岩井さんの貨幣論は、結局「価値は主観、価格は客観」という主張に集約される。これはケネーからスミス、マルクスに至る古典経済学を全面否定するものだ。

立論は完全に逆立ちする。価格の集合概念として価値というものが想起しうる。それは集団主観であり、一種のマインドとして扱わなければならない、という結論に至る。

私はこれは天動説への立ち帰りと考える。

「価値」というのが主観だとすると、貨幣の価値は価格の集合を通じて社会心理学的に決まってくることになる。

こうして価値は投下労働量によって決まるというテーゼから完全に決別する。

貨幣論の歴史

アリストテレスの経済についての考えは「政治学」に示されている。
そこでは自由をもたらすものとして、貨幣が称讃されている。

近世に入り、貨幣は可能性の象徴として考えられるようになった。貨幣を媒介にして自由な世界が出現し、欲望は果てしなく広がり、人間は才能を開花させる

このような貨幣についての思想が、はじめての近代思想、重金主義である。

スミスは貨幣の物神化を批判した

貨幣は交換手段に過ぎず、貨幣に富の見せかけを与えているのは社会関係なのだ。

岩井さんはこのあと使い古されたマルクス批判、価格実現の問題を繰り返すが、ここでは省略する。
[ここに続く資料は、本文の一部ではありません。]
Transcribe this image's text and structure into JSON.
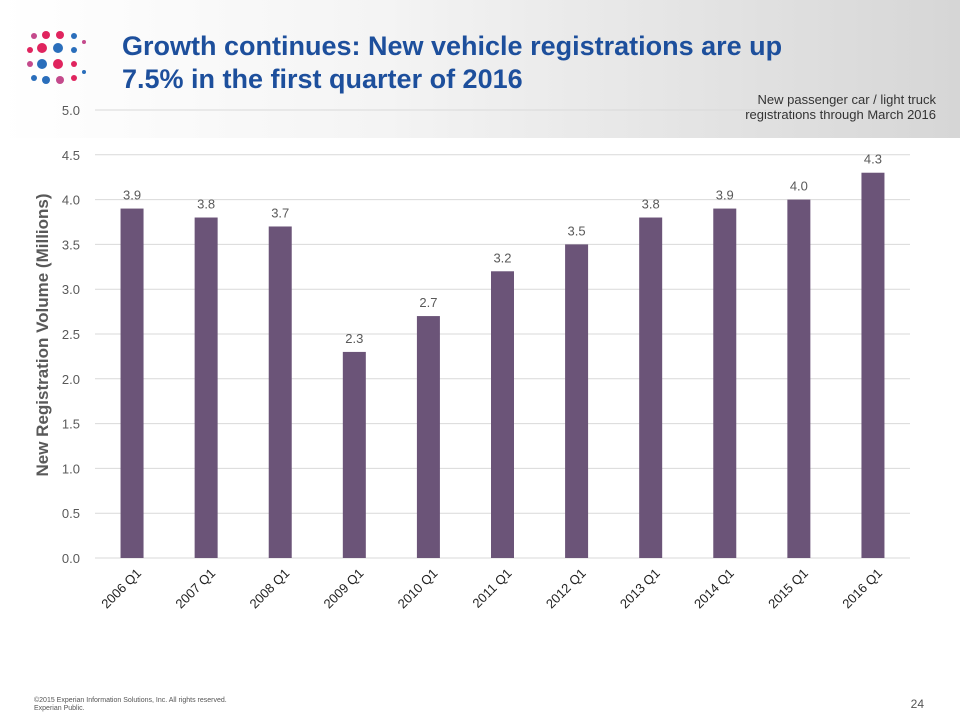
{
  "slide": {
    "title_line1": "Growth continues: New vehicle registrations are up",
    "title_line2": "7.5% in the first quarter of 2016",
    "subtitle_line1": "New passenger car / light truck",
    "subtitle_line2": "registrations through March 2016",
    "copyright": "©2015 Experian Information Solutions, Inc. All rights reserved.",
    "classification": "Experian Public.",
    "page_number": "24",
    "logo_icon": "experian-dot-logo-icon"
  },
  "colors": {
    "title": "#1d4f9c",
    "bar": "#6b5478",
    "grid": "#d9d9d9",
    "axis_text": "#595959",
    "logo_red": "#e0245e",
    "logo_blue": "#2a6ebb",
    "logo_pink": "#c44a8c"
  },
  "chart_data": {
    "type": "bar",
    "categories": [
      "2006 Q1",
      "2007 Q1",
      "2008 Q1",
      "2009 Q1",
      "2010 Q1",
      "2011 Q1",
      "2012 Q1",
      "2013 Q1",
      "2014 Q1",
      "2015 Q1",
      "2016 Q1"
    ],
    "values": [
      3.9,
      3.8,
      3.7,
      2.3,
      2.7,
      3.2,
      3.5,
      3.8,
      3.9,
      4.0,
      4.3
    ],
    "data_labels": [
      "3.9",
      "3.8",
      "3.7",
      "2.3",
      "2.7",
      "3.2",
      "3.5",
      "3.8",
      "3.9",
      "4.0",
      "4.3"
    ],
    "ylabel": "New Registration Volume (Millions)",
    "xlabel": "",
    "ylim": [
      0,
      5
    ],
    "yticks": [
      "0.0",
      "0.5",
      "1.0",
      "1.5",
      "2.0",
      "2.5",
      "3.0",
      "3.5",
      "4.0",
      "4.5",
      "5.0"
    ],
    "grid": true,
    "legend": "none"
  }
}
ただ、売買そのものが二面性を持つことを抑えて置かなければならない。ものが市場で売られるときは、売り手の側からすれば「命がけの跳躍」を迫られるが、買い手の側はそうではない。

購買は生活手段の獲得に過ぎない。しかしその使用が新たな欲望を生み出す。だから、欲望の水準は一義的には消費の水準に規定される。
別に「命がけの跳躍」をするわけではない。それは生産者の勝手である。


貨幣と欲望

貨幣は欲望の対象となる。致富欲が貨幣へと集中するのは、それが不安に基づく欲望だからである。

一方で、貨幣というのは流通してこそ意義を持つ。可能性としての貨幣は全面的な流動性を志向する。
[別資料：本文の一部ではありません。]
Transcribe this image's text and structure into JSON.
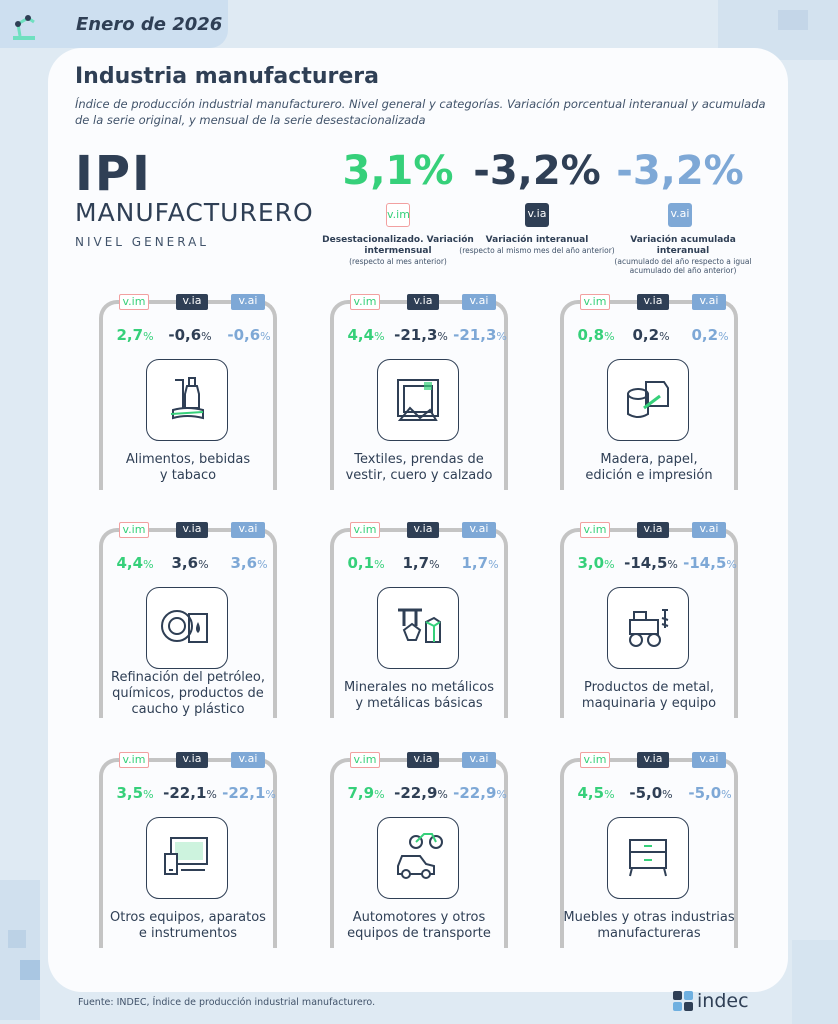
{
  "header": {
    "date": "Enero de 2026"
  },
  "title": "Industria manufacturera",
  "subtitle": "Índice de producción industrial manufacturero. Nivel general y categorías. Variación porcentual interanual y acumulada de la serie original, y mensual de la serie desestacionalizada",
  "ipi": {
    "big": "IPI",
    "manuf": "MANUFACTURERO",
    "nivel": "NIVEL GENERAL"
  },
  "kpis": [
    {
      "value": "3,1%",
      "badge": "v.im",
      "desc": "Desestacionalizado. Variación intermensual",
      "small": "(respecto al mes anterior)"
    },
    {
      "value": "-3,2%",
      "badge": "v.ia",
      "desc": "Variación interanual",
      "small": "(respecto al mismo mes del año anterior)"
    },
    {
      "value": "-3,2%",
      "badge": "v.ai",
      "desc": "Variación acumulada interanual",
      "small": "(acumulado del año respecto a igual acumulado del año anterior)"
    }
  ],
  "badges": {
    "vim": "v.im",
    "via": "v.ia",
    "vai": "v.ai"
  },
  "pct": "%",
  "tiles": [
    {
      "vim": "2,7",
      "via": "-0,6",
      "vai": "-0,6",
      "label": [
        "Alimentos, bebidas",
        "y tabaco"
      ],
      "icon": "food-icon"
    },
    {
      "vim": "4,4",
      "via": "-21,3",
      "vai": "-21,3",
      "label": [
        "Textiles, prendas de",
        "vestir, cuero y calzado"
      ],
      "icon": "textile-icon"
    },
    {
      "vim": "0,8",
      "via": "0,2",
      "vai": "0,2",
      "label": [
        "Madera, papel,",
        "edición e impresión"
      ],
      "icon": "wood-paper-icon"
    },
    {
      "vim": "4,4",
      "via": "3,6",
      "vai": "3,6",
      "label": [
        "Refinación del petróleo,",
        "químicos, productos de",
        "caucho y plástico"
      ],
      "icon": "oil-tire-icon"
    },
    {
      "vim": "0,1",
      "via": "1,7",
      "vai": "1,7",
      "label": [
        "Minerales no metálicos",
        "y metálicas básicas"
      ],
      "icon": "minerals-icon"
    },
    {
      "vim": "3,0",
      "via": "-14,5",
      "vai": "-14,5",
      "label": [
        "Productos de metal,",
        "maquinaria y equipo"
      ],
      "icon": "machinery-icon"
    },
    {
      "vim": "3,5",
      "via": "-22,1",
      "vai": "-22,1",
      "label": [
        "Otros equipos, aparatos",
        "e instrumentos"
      ],
      "icon": "devices-icon"
    },
    {
      "vim": "7,9",
      "via": "-22,9",
      "vai": "-22,9",
      "label": [
        "Automotores y otros",
        "equipos de transporte"
      ],
      "icon": "vehicles-icon"
    },
    {
      "vim": "4,5",
      "via": "-5,0",
      "vai": "-5,0",
      "label": [
        "Muebles y otras industrias",
        "manufactureras"
      ],
      "icon": "furniture-icon"
    }
  ],
  "footer": "Fuente: INDEC, Índice de producción industrial manufacturero.",
  "brand": "indec",
  "colors": {
    "green": "#36d07a",
    "dark": "#2f3f55",
    "blue": "#7ea8d6"
  }
}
これは議論が振り出しに戻っただけのことだ。貨幣というのは価値の標章であり、価値の裏づけがあるからこそ交換手段としての意義を持つのだ。


すみません。曖昧な記憶を元にした記事のため、誤解等あるかもしれません。特に後半はアルコールが回っています。いずれ岩井さんの文章に目を通した上で、訂正すべきは訂正したいと思います。